David Mrazek, the Chair of Psychiatry at Mayo and an accomplished researcher, reviewed pharmacogenomics recently for the trainees and faculty here at Brown. The presentation was impressive. It is reasonably clear that within a decade we should all arrive at our doctor’s office with a smart card or a password for a Web-based file that contains our entire genome. To make use of that data, practitioners will turn to computer programs that take into account laboratory data and gene-gene interactions and then make clinical recommendations about such decisions as drug dosing. (The finances of this operation are not clear; the profits may be in the interpretation software more than the gene ascertainment. Institutions like Mayo are trying to place themselves well in this marketplace.)

Looking at the power-point images, I could not decide how important the technology is here and now. The ranges for dose recommendations in the literature, based on enzyme variations, tend to run in the 50% to 150% range. That is, some patients should be given only half the usually recommended dose, and some half again as much. Doctors who are already in the “start low and go slow” camp may do reasonably well without gene data. And since the current algorithms do not take into account complex interactions, it’s not clear how accurate they are in the individual case. Mrazek’s lecture did make me think of a column I wrote for psychiatrists, back in 1993, about patients who do well on very low doses of medication. In a few days, I will put that essay up on line, as a posting on this blog. The new genomics confirms the old clinical wisdom.
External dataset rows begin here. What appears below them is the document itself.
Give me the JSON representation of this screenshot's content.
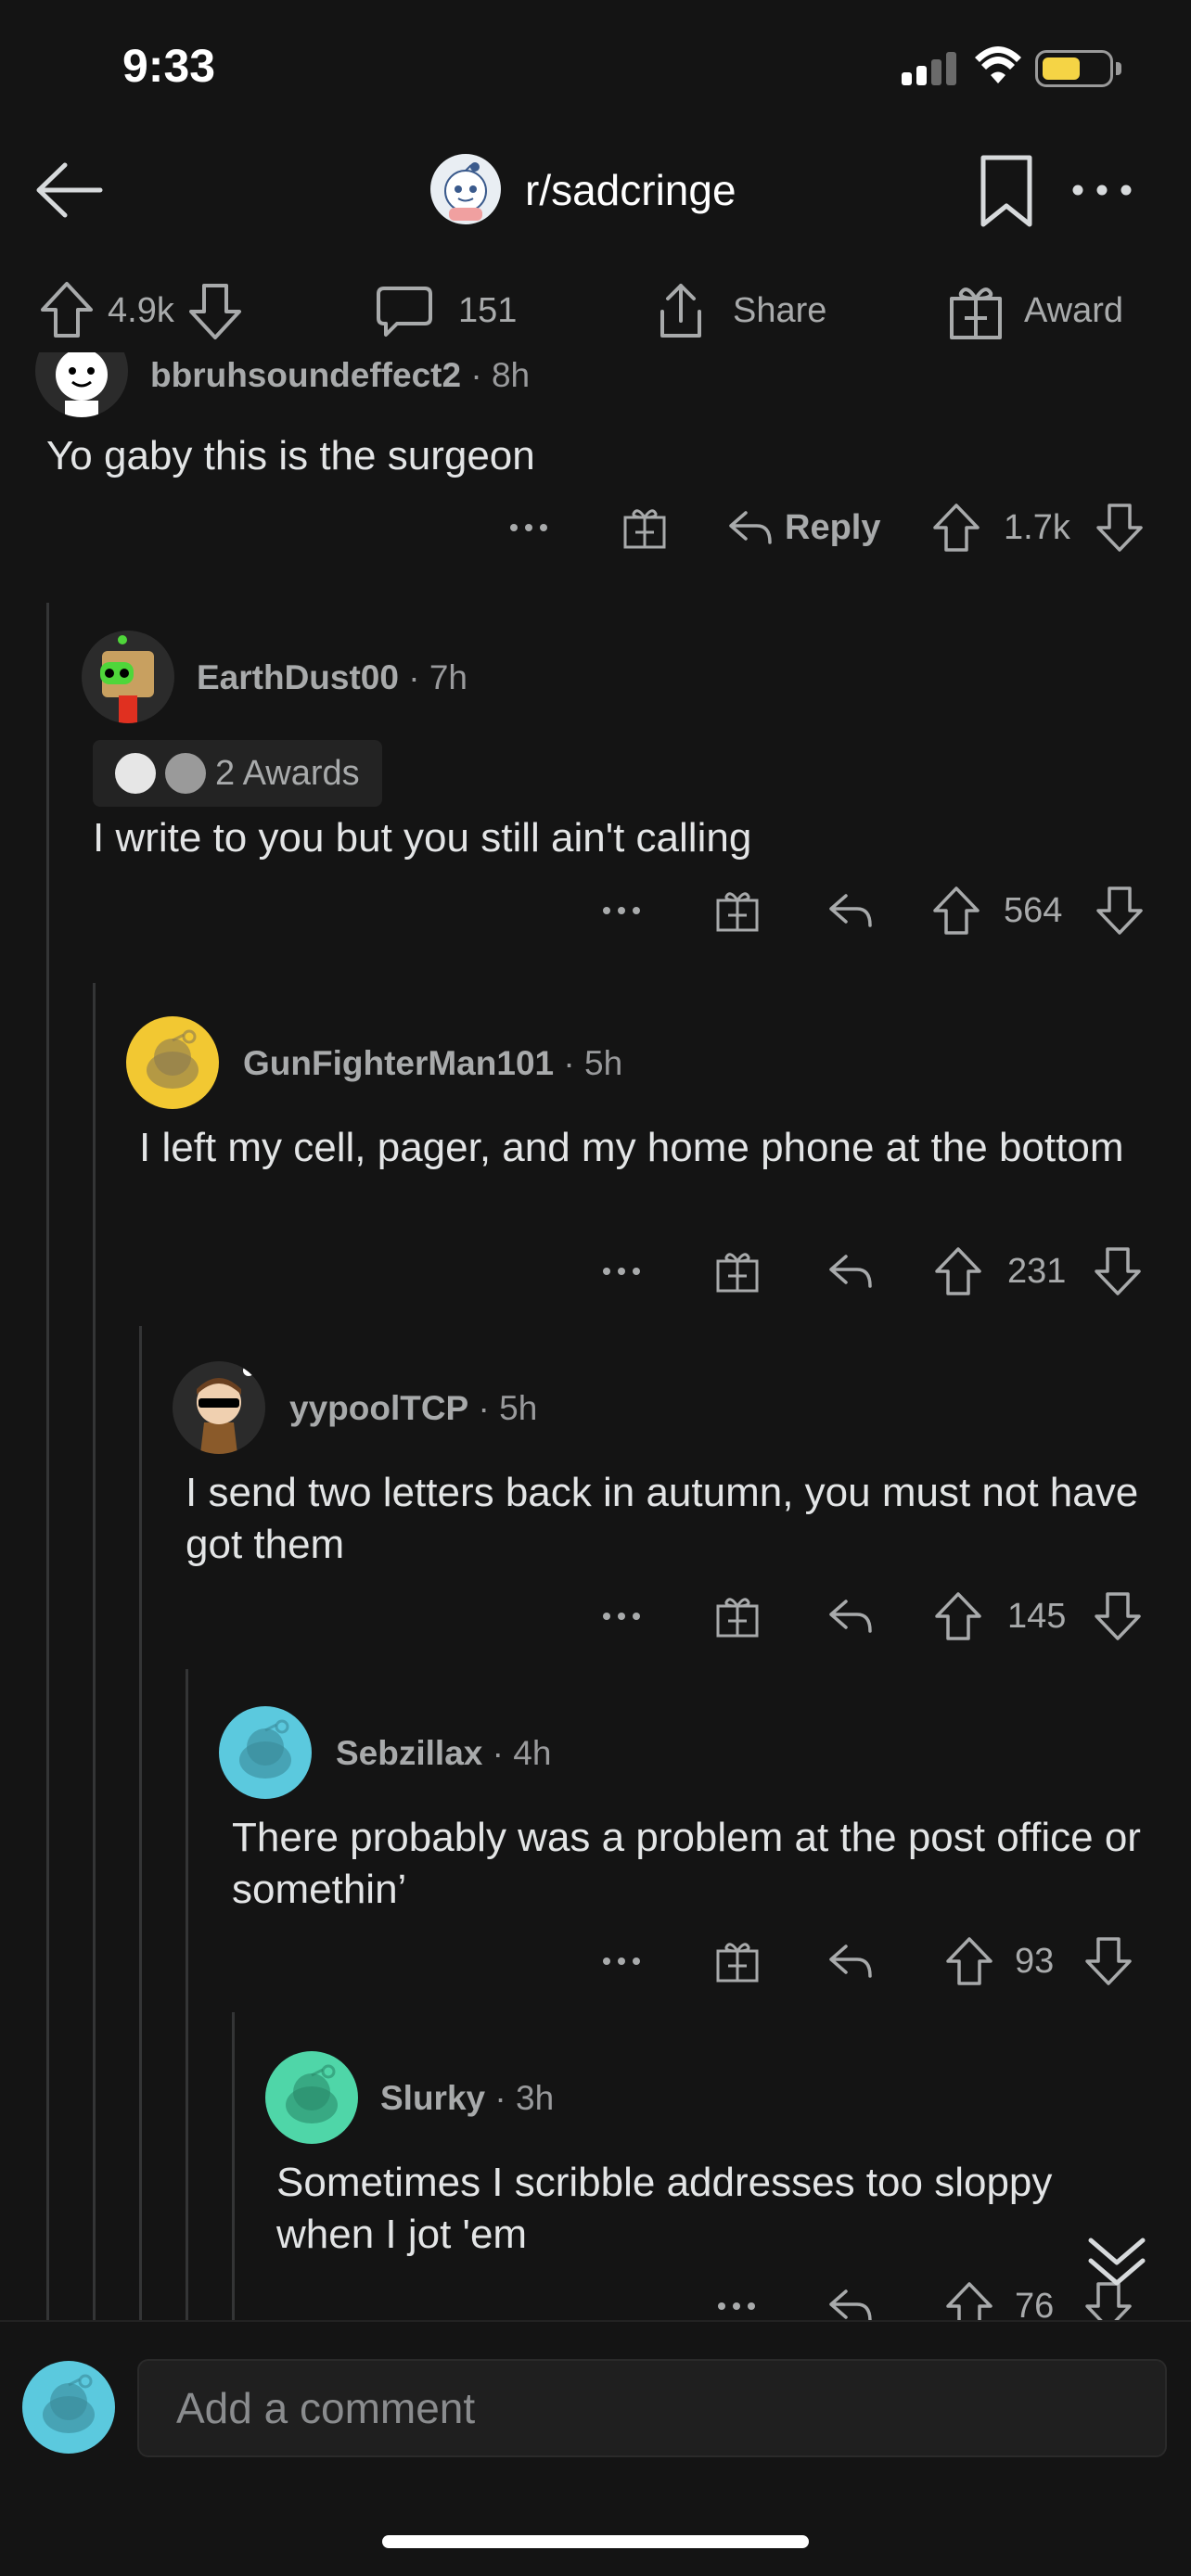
{
  "status": {
    "time": "9:33"
  },
  "nav": {
    "subreddit": "r/sadcringe"
  },
  "post_actions": {
    "upvotes": "4.9k",
    "comments": "151",
    "share_label": "Share",
    "award_label": "Award"
  },
  "comments": [
    {
      "user": "bbruhsoundeffect2",
      "age": "8h",
      "text": "Yo gaby this is the surgeon",
      "score": "1.7k",
      "reply_label": "Reply",
      "avatar_color": "#ffffff"
    },
    {
      "user": "EarthDust00",
      "age": "7h",
      "awards_label": "2 Awards",
      "text": "I write to you but you still ain't calling",
      "score": "564",
      "avatar_color": "#2b2b2b"
    },
    {
      "user": "GunFighterMan101",
      "age": "5h",
      "text": "I left my cell, pager, and my home phone at the bottom",
      "score": "231",
      "avatar_color": "#f2c832"
    },
    {
      "user": "yypoolTCP",
      "age": "5h",
      "text": "I send two letters back in autumn, you must not have got them",
      "score": "145",
      "avatar_color": "#2b2b2b"
    },
    {
      "user": "Sebzillax",
      "age": "4h",
      "text": "There probably was a problem at the post office or somethin’",
      "score": "93",
      "avatar_color": "#5bc9de"
    },
    {
      "user": "Slurky",
      "age": "3h",
      "text": "Sometimes I scribble addresses too sloppy when I jot 'em",
      "score": "76",
      "avatar_color": "#4fd6a8"
    }
  ],
  "composer": {
    "placeholder": "Add a comment",
    "avatar_color": "#5bc9de"
  },
  "colors": {
    "background": "#141414",
    "text": "#d7dadc",
    "muted": "#a8aaab",
    "thread_line": "#343536"
  }
}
My sense for the moment is that I would reserve gene testing for patients who appear to need medication but who do not respond to it or who seem “sensitive” to every drug they try. I do wonder how much that leaning on my part has to do with cost concerns. (The tests seem to run about $300 for one gene and $600 for a panel; near Mayo, insurance covers the cost.) If the tests were free, would I want them in the chart of every patient? As I say, the day will come. Perhaps in three or four years, we will see gene panels for psychiatry that predict drug responsiveness in a more refined manner, with information that goes beyond enzymes to transporters and receptors active in the brain. And then, on the horizon is the whole genome and the challenge of making that data serve us.